Tuesday, April 19, 2016
Great Question! Science
Science: it's fundamentally, primarily, firstly, about asking a good question. I love asking questions.
Throw out with the bathwater that nonsense about how curiosity killed the cat. The real cat of science is very and inexhaustibly curious. It's a poky little puppy.
"Play like you don't know how to play the guitar," is something Miles Davis supposedly said to John McLaughlin. The same koan of advice applies to scientific questions. Ask questions like you don't know how to ask questions, as if you are a child.
In my 40 + career here on Earth I've asked a lot dumbass adult questions. Ex., "Why did my college boyfriend cheat on me on my own futon?" Ex., "Does this lipliner (whatever)?"
That is a question, yes, but it is not one worth devoting one's scientific career to (or even junior year to, as I did.) I could have been asking better ones regarding marine snails. Sorry Professor Peckol.
When I asked my first good scientific question it was about the barnacle. "Why are there bands of barnacles on those cobbles" I asked. "Whyfor the bandination?" BOOM. "Great question!" someone said, and I was handed a transect.
I'd graduated to step two of the scientific method.
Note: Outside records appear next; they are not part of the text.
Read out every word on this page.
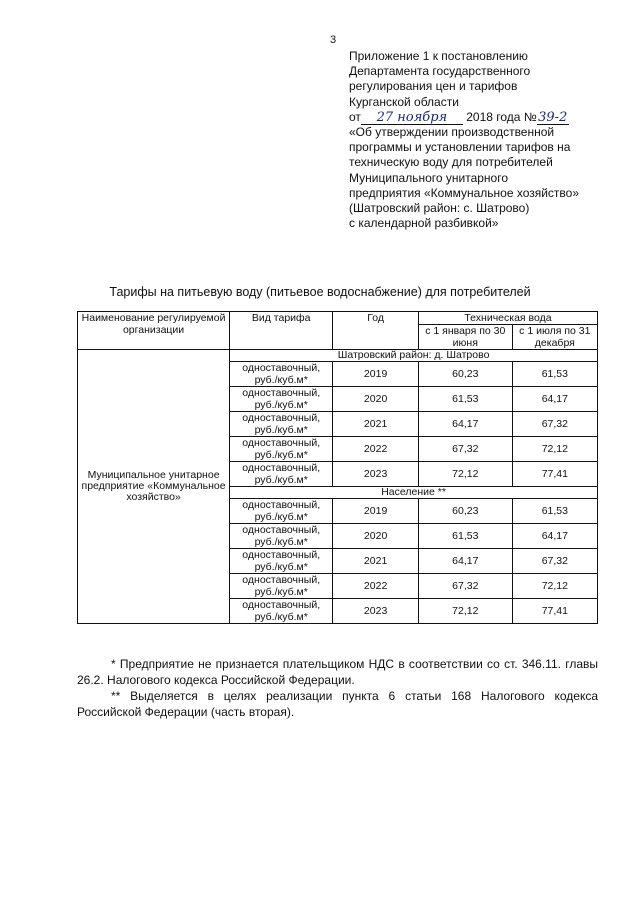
3
Приложение 1 к постановлению
Департамента государственного
регулирования цен и тарифов
Курганской области
от 27 ноября 2018 года №39-2
«Об утверждении производственной
программы и установлении тарифов на
техническую воду для потребителей
Муниципального унитарного
предприятия «Коммунальное хозяйство»
(Шатровский район: с. Шатрово)
с календарной разбивкой»
Тарифы на питьевую воду (питьевое водоснабжение) для потребителей
Наименование регулируемой организации	Вид тарифа	Год	Техническая вода	
			с 1 января по 30 июня	с 1 июля по 31 декабря
Муниципальное унитарное предприятие «Коммунальное хозяйство»	Шатровский район: д. Шатрово			
	одноставочный, руб./куб.м*	2019	60,23	61,53
	одноставочный, руб./куб.м*	2020	61,53	64,17
	одноставочный, руб./куб.м*	2021	64,17	67,32
	одноставочный, руб./куб.м*	2022	67,32	72,12
	одноставочный, руб./куб.м*	2023	72,12	77,41
	Население **			
	одноставочный, руб./куб.м*	2019	60,23	61,53
	одноставочный, руб./куб.м*	2020	61,53	64,17
	одноставочный, руб./куб.м*	2021	64,17	67,32
	одноставочный, руб./куб.м*	2022	67,32	72,12
	одноставочный, руб./куб.м*	2023	72,12	77,41

* Предприятие не признается плательщиком НДС в соответствии со ст. 346.11. главы 26.2. Налогового кодекса Российской Федерации.

** Выделяется в целях реализации пункта 6 статьи 168 Налогового кодекса Российской Федерации (часть вторая).
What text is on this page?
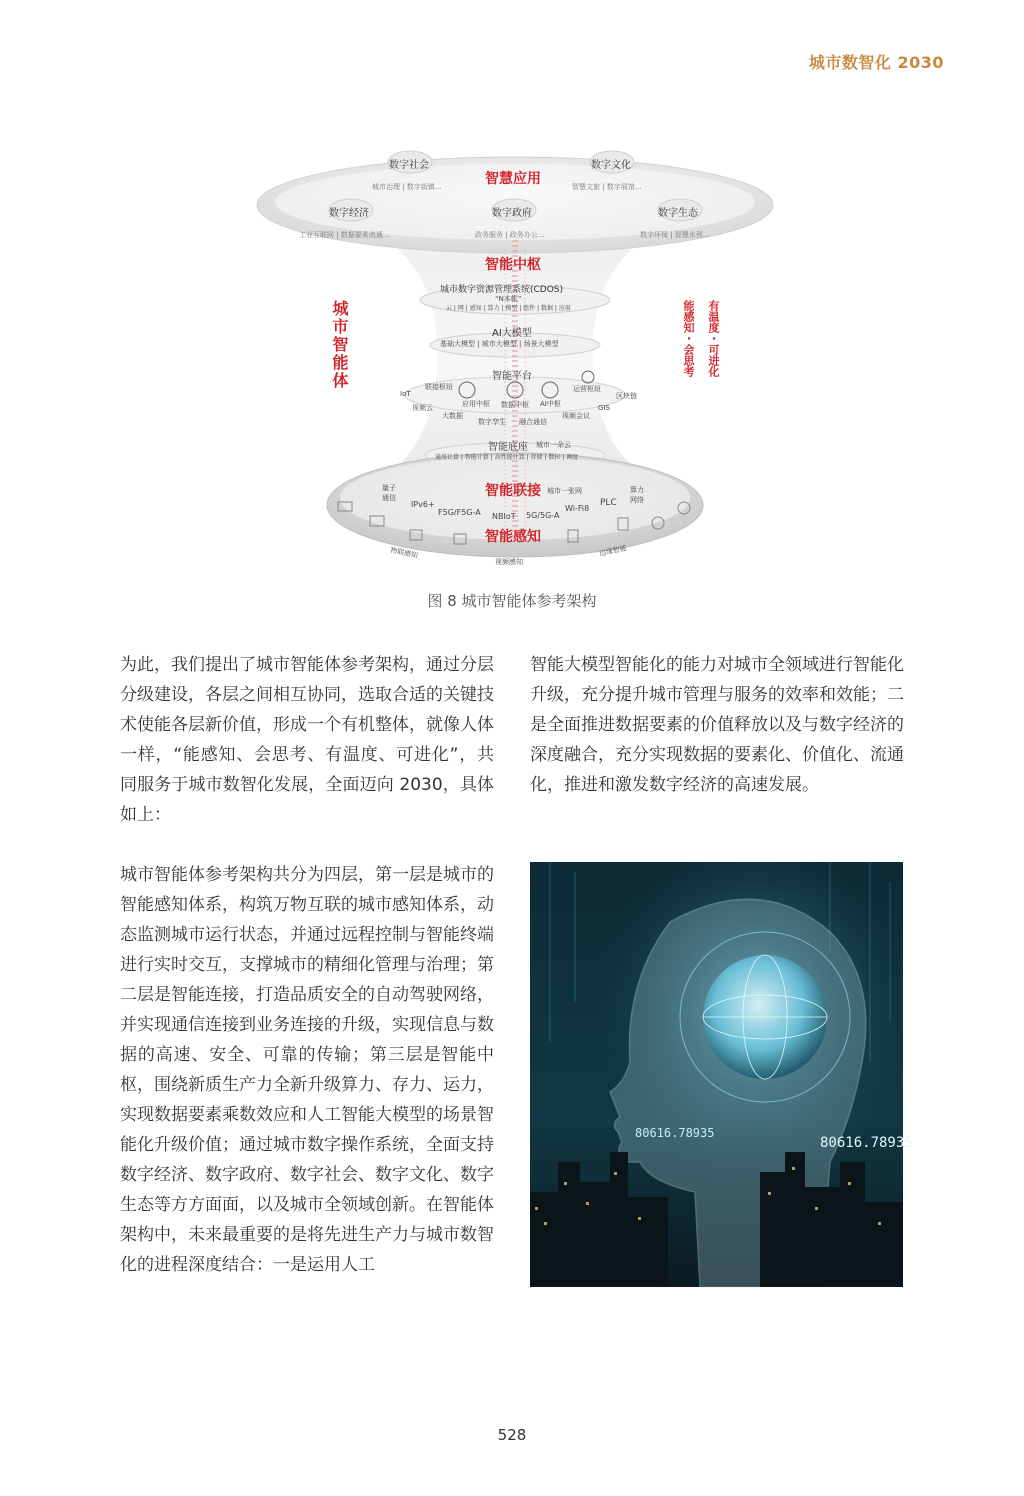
城市数智化 2030
数字社会
城市治理 | 数字街镇…
数字文化
智慧文旅 | 数字展馆…
智慧应用
数字经济
工业互联网 | 数据要素流通…
数字政府
政务服务 | 政务办公…
数字生态
数字环保 | 智慧水利…
智能中枢
城市数字资源管理系统(CDOS)
“N本帐”
云 | 网 | 感知 | 算力 | 模型 | 组件 | 数据 | 应用
AI大模型
基础大模型 | 城市大模型 | 场景大模型
智能平台
IoT
联接枢纽
视频云
大数据
应用中枢 数据中枢 AI中枢
数字孪生 融合通信
视频会议
运营枢纽
区块链
GIS
智能底座 城市一朵云
通用计算 | 智能计算 | 高性能计算 | 存储 | 数拉 | 调度
智能联接 城市一张网
量子通信
IPv6+
F5G/F5G-A NBIoT 5G/5G-A
Wi-Fi8
PLC
算力网络
智能感知
物联感知
视频感知
边缘智能
城市智能体	能感知・会思考 有温度・可进化
图 8 城市智能体参考架构

为此，我们提出了城市智能体参考架构，通过分层分级建设，各层之间相互协同，选取合适的关键技术使能各层新价值，形成一个有机整体，就像人体一样，“能感知、会思考、有温度、可进化”，共同服务于城市数智化发展，全面迈向 2030，具体如上：

城市智能体参考架构共分为四层，第一层是城市的智能感知体系，构筑万物互联的城市感知体系，动态监测城市运行状态，并通过远程控制与智能终端进行实时交互，支撑城市的精细化管理与治理；第二层是智能连接，打造品质安全的自动驾驶网络，并实现通信连接到业务连接的升级，实现信息与数据的高速、安全、可靠的传输；第三层是智能中枢，围绕新质生产力全新升级算力、存力、运力，实现数据要素乘数效应和人工智能大模型的场景智能化升级价值；通过城市数字操作系统，全面支持数字经济、数字政府、数字社会、数字文化、数字生态等方方面面，以及城市全领域创新。在智能体架构中，未来最重要的是将先进生产力与城市数智化的进程深度结合：一是运用人工

智能大模型智能化的能力对城市全领域进行智能化升级，充分提升城市管理与服务的效率和效能；二是全面推进数据要素的价值释放以及与数字经济的深度融合，充分实现数据的要素化、价值化、流通化，推进和激发数字经济的高速发展。

80616.78935
80616.78935
528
POW. Construct a hypothesis.
It was Vertical Zonation of The Intertidal. For a few minutes on Appledore Island, off the Coast of Maine, studying at Cornell's Shoals Marine Lab for six weeks in 1994, I was thinking like a marine ecologist. Then I got tired. "Is it time for lunch?" I asked. It's work being in waders in the sun carrying a stick to fend off the gulls protecting their nests on a steep rocky shoreline. When's lunch?
I'm reminded now of the famous 19th c. zoologist Louis Agassiz who considered the barnacle to be "nothing more than a little shrimp-like animal standing on its head in a limestone house and kicking food into its mouth."